The twin-hull not only provides an air pocket through the tunnel between the hulls that it helps to safeguard the boat, but it creates buoyancy as well. This means that the boat was crafted so that it will remain afloat in seas that are tough to navigate and would require a significant amount of force to capsize. Even if the boat were to turn over, the catamaran was designed to remain afloat unlike many monohulls that would naturally sink to the bottom.
This safety feature is obviously important as you would not want to sail in a boat that was not buoyant- that’s kind of the point of the boat. Keeping this in mind, it is certain that the power catamaran is safe in the event of even the worst of storms.
Finally, the design of the boat has a ratio that helps it to maintain a low clearance. Now, while this is not as directly related to buoyancy, it is important to consider for safety purposes. The boat can “remain afloat” in areas where there is lower clearance, such as when passing underneath any bridges for example.
This safety feature will ensure that your power catamaran does not have to navigate in another direction or choose an alternative route. Clearly, this also means that the design of the power catamaran will also prevent you from crashing into low hanging structures.
Vast Cabin Space
Another safety feature that has much to do with the passengers on board the boat is the vast cabin space. In the event of nasty weather, passengers can go inside the cabin to remove themselves from the predicaments and messiness of rain or hail. This is not only a comforting factor for those who do not wish to stand in the bad weather, but it is also a safety feature as well.
It is well known that rain and other forms of precipitation can make for a slippery surface. This is also true if waves were large enough to spill water over the edges of the boat.
Slippery surfaces can cause individuals to fall more easily- especially if they naturally have more difficulty balancing or holding onto something to remain standing. Thus, moving inside creates a better threshold for safety as passengers can avoid this altogether.
Finally, the spacious cabin on a power catamaran creates room for plenty of activities that you can imagine while hosting. This means that there will be plenty of room for seating for those who do not prefer to stand (or are physically unable to stand) for long periods of time.
You can rest assured that your boat ride will not need to be cut short due to varying levels of comfort standing outside in the fresh (or rainy) air.

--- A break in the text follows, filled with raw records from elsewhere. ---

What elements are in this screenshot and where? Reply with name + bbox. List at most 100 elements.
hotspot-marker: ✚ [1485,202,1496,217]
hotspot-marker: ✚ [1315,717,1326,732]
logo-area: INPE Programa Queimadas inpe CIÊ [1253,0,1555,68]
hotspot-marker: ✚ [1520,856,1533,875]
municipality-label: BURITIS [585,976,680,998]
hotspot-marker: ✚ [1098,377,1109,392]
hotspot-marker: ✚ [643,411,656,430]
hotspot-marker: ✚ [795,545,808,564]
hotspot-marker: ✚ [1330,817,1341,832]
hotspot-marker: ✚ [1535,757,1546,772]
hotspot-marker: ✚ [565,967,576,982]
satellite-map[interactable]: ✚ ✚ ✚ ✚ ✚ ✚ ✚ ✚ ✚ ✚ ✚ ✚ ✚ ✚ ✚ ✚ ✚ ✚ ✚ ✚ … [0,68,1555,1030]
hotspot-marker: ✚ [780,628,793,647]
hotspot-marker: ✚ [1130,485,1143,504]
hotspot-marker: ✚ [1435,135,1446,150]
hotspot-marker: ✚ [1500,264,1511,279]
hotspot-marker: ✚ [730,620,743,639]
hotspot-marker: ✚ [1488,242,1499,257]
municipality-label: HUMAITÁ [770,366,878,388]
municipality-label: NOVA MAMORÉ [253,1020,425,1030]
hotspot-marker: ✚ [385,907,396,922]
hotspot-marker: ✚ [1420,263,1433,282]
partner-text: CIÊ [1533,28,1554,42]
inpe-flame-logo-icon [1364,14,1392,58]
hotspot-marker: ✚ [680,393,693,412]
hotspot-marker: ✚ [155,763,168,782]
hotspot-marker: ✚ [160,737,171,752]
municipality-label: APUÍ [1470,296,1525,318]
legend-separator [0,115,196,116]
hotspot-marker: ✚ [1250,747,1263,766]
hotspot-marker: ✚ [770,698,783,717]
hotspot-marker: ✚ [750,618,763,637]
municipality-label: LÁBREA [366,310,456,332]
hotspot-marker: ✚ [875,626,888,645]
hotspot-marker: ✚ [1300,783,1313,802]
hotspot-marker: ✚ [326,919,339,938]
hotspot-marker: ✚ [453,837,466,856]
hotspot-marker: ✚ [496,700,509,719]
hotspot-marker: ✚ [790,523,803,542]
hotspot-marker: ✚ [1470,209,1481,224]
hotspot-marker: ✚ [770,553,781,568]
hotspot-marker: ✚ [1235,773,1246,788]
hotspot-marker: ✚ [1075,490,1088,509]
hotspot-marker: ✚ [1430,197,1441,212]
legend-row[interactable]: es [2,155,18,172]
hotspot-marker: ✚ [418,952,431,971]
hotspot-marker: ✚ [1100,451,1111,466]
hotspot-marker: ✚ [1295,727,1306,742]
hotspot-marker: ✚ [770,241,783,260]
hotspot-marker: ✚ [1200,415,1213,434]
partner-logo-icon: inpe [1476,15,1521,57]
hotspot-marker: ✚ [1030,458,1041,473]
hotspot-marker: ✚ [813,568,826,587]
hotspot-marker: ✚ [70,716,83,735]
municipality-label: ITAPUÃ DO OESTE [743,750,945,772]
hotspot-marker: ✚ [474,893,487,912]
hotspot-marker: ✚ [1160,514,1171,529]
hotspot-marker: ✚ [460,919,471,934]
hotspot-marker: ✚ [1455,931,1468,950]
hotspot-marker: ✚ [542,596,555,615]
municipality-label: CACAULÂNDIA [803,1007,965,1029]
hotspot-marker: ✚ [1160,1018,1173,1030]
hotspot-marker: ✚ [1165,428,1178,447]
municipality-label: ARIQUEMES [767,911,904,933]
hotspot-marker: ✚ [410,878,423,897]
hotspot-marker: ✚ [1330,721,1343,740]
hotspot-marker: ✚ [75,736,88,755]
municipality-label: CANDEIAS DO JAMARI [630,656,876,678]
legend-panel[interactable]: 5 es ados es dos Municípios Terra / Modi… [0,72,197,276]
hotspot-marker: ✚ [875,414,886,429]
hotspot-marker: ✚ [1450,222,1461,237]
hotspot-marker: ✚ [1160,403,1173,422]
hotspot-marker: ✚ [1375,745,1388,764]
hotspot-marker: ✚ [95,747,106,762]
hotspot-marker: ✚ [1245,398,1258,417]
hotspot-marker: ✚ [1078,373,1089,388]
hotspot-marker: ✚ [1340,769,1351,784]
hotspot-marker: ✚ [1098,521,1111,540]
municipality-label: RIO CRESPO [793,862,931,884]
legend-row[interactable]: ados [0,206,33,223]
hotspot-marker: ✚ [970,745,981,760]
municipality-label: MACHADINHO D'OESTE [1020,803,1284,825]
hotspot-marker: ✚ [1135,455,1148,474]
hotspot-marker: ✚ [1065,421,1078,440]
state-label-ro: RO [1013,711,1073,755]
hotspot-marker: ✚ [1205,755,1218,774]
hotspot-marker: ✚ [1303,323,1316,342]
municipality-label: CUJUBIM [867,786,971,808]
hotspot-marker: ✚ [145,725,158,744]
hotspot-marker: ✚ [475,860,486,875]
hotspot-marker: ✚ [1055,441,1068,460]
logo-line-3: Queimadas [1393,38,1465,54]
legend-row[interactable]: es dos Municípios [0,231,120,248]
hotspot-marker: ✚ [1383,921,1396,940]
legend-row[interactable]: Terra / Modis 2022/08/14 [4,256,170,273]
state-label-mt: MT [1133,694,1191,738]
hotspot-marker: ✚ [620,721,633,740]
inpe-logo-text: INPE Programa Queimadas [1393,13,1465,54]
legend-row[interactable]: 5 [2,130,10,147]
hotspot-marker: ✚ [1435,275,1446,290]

Do Power Catamarans Capsize Easily?
No, power catamarans do not capsize easily as they were designed to withstand rough waters and high waves. The buoyant design of a power catamaran and its twin-hulls, along with the dual engine of the boat, create a safeguard against capsizing. In the unlikely event of a power catamaran capsizing, the boat was designed to still remain afloat- protecting passengers from sinking along with the ship.
Power catamarans can also use the force and power of the dual engines to propel them to safer and less rough territory. So, if the boat were to be in an area that capsizing was in question, the captain could use the benefits of the dual engines to navigate the boat to safety more quickly. The power catamaran does not rely on a sail to guide it and rather is able to benefit from the dual engines and twin-hull to get it to safety under the captain’s guide.